Question: How do impossible stories cross from marginal religious communities to the beliefs of police and mental health professionals?
Quote:
"Police officers, psychologists, people who are of the secular world, still believe stories that contain physical impossibilities." — Interviewer [15:20]
[15:29] Ellis explains that the power of these stories doesn't lie in their literal truth but in the emotional and symbolic trauma they signify, allowing authorities to prosecute as if the acts were real offenses against individuals and the state, not just God.
"One of the inevitable events that takes place is that people try to find a scapegoat, try to find someone or some group to blame." — Bill Ellis [19:25]
"These kinds of crusades...are in the end, self-consuming. Because...people realize that they are punishing the innocent with the guilty." — Bill Ellis [22:35]
"Do you say that this is new? No, it's been in the times before. It's happened before. It will happen again. Nobody will remember." — Bill Ellis [22:55]
On the Nature of Legends:
"It's not the story, it's the debate that takes place with the help of the story." — Bill Ellis [04:30]
On Human Motivation:
"Folklore, by and large, is therapeutic.

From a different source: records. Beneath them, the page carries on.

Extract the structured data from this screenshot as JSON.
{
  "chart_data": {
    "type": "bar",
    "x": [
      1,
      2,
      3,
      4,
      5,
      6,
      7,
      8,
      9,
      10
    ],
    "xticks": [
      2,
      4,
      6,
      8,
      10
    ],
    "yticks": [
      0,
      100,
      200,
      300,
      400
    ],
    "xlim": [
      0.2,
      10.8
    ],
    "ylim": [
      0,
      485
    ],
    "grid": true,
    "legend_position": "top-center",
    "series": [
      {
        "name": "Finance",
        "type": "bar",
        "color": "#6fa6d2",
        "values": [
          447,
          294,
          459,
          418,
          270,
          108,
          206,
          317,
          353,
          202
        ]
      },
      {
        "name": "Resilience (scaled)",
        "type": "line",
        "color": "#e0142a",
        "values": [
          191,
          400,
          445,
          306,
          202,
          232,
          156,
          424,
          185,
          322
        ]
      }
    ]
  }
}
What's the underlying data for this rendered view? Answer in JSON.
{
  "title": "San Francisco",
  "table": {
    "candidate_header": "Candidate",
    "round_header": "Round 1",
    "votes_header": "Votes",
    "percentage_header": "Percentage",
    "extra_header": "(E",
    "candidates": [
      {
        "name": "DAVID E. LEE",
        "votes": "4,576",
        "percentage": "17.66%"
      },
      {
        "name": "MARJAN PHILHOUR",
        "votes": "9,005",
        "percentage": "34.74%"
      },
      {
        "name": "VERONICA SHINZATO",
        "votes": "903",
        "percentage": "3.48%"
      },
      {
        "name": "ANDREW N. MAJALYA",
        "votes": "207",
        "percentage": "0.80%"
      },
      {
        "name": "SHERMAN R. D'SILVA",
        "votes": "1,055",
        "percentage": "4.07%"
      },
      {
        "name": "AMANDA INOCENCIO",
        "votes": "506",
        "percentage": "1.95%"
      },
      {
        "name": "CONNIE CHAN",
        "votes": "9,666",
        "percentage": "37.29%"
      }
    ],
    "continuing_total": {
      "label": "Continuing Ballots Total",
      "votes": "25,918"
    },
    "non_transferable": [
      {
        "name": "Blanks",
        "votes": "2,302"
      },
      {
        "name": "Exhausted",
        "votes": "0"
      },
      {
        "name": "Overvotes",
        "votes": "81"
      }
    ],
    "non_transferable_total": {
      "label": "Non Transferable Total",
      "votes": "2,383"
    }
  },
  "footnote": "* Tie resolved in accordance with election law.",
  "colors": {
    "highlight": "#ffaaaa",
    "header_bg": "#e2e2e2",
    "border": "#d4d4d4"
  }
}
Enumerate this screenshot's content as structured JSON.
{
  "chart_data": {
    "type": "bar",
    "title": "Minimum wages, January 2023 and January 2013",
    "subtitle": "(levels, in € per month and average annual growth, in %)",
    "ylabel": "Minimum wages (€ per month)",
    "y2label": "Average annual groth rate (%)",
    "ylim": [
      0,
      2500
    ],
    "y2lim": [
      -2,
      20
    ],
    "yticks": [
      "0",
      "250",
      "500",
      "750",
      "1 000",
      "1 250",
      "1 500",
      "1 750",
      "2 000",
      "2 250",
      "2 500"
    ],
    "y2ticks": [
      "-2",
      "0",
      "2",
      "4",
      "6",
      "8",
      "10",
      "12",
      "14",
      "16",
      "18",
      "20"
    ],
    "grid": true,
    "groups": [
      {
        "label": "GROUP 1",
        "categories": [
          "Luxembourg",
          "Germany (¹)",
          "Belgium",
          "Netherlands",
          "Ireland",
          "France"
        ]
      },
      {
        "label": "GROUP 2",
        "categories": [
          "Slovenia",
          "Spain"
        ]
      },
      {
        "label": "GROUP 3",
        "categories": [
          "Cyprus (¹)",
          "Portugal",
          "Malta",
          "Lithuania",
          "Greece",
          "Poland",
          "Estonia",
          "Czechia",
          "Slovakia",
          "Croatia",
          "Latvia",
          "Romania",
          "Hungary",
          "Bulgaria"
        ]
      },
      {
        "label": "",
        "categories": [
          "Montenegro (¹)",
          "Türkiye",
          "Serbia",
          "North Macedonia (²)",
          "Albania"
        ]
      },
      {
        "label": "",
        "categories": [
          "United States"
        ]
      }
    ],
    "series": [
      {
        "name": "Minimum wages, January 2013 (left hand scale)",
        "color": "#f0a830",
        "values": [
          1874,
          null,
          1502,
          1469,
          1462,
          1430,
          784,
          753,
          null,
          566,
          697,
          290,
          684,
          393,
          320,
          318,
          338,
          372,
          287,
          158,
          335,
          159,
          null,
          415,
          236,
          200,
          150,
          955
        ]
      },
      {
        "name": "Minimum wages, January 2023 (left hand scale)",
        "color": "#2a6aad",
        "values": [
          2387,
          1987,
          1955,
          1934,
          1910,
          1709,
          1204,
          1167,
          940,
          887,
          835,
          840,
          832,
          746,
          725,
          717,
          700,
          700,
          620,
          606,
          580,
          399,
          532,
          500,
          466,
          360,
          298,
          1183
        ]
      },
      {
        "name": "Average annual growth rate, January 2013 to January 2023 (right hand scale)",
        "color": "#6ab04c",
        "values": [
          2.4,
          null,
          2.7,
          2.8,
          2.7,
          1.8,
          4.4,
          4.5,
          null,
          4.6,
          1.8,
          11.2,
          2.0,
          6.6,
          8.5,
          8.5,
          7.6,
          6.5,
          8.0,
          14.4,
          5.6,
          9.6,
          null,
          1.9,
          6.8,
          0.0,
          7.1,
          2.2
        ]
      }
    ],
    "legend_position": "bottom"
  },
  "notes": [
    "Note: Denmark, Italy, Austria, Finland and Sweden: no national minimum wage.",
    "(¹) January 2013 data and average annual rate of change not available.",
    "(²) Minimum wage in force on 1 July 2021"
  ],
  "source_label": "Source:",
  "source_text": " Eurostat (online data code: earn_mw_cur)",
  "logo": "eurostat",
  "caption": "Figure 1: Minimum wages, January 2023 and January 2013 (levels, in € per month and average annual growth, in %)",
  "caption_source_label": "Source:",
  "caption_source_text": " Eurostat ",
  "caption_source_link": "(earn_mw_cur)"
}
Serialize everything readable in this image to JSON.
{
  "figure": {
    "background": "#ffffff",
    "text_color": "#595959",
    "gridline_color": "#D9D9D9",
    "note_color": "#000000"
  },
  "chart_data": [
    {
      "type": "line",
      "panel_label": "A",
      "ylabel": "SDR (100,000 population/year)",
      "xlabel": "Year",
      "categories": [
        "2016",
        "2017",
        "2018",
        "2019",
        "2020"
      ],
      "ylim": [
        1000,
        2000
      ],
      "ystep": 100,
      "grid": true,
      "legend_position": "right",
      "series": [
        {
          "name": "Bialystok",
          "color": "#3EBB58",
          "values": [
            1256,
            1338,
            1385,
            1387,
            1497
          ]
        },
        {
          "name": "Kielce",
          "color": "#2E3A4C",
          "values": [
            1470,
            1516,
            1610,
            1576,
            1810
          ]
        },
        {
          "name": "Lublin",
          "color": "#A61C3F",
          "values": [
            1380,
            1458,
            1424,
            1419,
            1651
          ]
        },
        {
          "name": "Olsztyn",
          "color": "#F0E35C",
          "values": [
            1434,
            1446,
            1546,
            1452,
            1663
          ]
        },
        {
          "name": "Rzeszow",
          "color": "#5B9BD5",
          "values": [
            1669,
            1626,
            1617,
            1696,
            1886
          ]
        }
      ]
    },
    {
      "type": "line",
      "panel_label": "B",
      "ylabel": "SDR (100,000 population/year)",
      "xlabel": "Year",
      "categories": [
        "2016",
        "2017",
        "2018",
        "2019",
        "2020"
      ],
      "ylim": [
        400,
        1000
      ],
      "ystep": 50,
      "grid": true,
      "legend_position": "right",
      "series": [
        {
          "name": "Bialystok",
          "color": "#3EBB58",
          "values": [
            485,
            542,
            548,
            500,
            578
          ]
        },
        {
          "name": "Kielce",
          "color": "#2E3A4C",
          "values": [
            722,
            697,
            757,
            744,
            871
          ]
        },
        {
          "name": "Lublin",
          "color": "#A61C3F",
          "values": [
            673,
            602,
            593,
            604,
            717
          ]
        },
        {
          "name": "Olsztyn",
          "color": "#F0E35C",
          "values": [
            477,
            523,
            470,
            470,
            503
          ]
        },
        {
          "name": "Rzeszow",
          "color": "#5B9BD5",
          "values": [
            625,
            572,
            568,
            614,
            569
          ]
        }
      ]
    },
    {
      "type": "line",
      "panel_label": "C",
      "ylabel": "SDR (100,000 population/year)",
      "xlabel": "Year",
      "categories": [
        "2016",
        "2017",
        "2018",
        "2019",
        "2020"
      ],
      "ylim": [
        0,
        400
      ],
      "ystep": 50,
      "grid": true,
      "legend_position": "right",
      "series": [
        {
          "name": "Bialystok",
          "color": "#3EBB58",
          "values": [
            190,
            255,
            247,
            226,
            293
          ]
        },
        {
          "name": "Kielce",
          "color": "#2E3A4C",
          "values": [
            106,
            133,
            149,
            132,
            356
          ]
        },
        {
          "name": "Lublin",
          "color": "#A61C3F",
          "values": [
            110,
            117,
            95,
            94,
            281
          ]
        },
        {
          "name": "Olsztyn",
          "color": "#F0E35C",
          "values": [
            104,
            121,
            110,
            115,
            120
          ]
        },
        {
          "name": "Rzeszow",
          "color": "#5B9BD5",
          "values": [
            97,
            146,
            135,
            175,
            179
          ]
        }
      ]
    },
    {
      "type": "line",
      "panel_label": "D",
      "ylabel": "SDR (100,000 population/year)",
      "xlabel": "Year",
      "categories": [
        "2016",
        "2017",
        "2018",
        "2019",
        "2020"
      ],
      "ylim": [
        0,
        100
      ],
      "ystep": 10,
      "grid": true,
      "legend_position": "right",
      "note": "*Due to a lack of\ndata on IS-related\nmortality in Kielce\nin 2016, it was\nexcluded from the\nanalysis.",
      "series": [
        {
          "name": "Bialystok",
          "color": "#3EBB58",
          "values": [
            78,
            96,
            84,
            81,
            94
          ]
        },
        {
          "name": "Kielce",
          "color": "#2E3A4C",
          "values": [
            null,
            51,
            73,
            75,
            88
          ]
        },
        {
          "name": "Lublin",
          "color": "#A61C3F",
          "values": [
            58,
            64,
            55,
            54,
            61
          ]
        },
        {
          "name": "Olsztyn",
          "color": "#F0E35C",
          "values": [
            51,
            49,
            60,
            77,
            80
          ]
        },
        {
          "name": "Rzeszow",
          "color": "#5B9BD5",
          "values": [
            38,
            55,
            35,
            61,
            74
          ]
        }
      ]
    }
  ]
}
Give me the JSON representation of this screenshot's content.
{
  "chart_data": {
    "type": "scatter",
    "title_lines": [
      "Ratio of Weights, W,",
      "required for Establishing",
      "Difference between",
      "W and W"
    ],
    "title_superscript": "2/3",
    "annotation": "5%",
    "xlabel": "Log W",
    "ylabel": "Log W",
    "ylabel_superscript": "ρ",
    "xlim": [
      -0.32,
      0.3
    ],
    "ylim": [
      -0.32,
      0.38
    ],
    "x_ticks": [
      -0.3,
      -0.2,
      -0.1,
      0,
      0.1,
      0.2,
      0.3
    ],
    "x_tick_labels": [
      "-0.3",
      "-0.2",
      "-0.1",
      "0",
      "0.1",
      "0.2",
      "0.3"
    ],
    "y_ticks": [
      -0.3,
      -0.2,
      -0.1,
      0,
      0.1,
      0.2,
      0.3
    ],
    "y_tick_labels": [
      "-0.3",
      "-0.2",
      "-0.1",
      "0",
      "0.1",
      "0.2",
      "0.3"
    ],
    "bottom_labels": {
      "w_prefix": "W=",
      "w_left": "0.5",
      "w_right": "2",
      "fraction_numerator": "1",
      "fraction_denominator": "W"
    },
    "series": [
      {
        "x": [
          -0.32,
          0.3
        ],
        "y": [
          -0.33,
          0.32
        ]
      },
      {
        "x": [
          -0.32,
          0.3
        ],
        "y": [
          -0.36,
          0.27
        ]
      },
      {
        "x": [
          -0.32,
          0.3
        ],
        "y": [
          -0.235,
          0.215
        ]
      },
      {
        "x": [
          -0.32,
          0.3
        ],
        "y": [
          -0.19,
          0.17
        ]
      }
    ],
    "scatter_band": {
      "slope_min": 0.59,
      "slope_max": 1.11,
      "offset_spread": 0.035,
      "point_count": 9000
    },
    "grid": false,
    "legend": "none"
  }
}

It satisfies some kind of mental need." — Bill Ellis [05:35]
On Recurrence:
"It's difficult to remember. And that's one of the reasons why it needs to be looked at as an active dynamic." — Bill Ellis [22:57]
On Scapegoating:
"The immediate instinct is...this is part of the process of grief over this. One of the reactions is anger." — Bill Ellis [19:14]
On Research Approach:
"My feeling is ethnography. Ethnography, ethnography. The more you know about it, the more you can realistically make comments about it." — Bill Ellis [21:49]
This episode challenges listeners to consider how rumor panics like the Satanic Panic are born not of irrationality or fringe thinking, but from deeply ingrained human patterns—storytelling, grief, scapegoating, and a need for meaning during crisis. Bill Ellis offers a nuanced perspective that places such panics in a historical and psychological context, emphasizing the need for careful, empathetic study (ethnography) to equip society for future cycles. The conversation serves both as a cautionary tale about collective memory and as a guide for approaching future social anxieties with understanding instead of fear.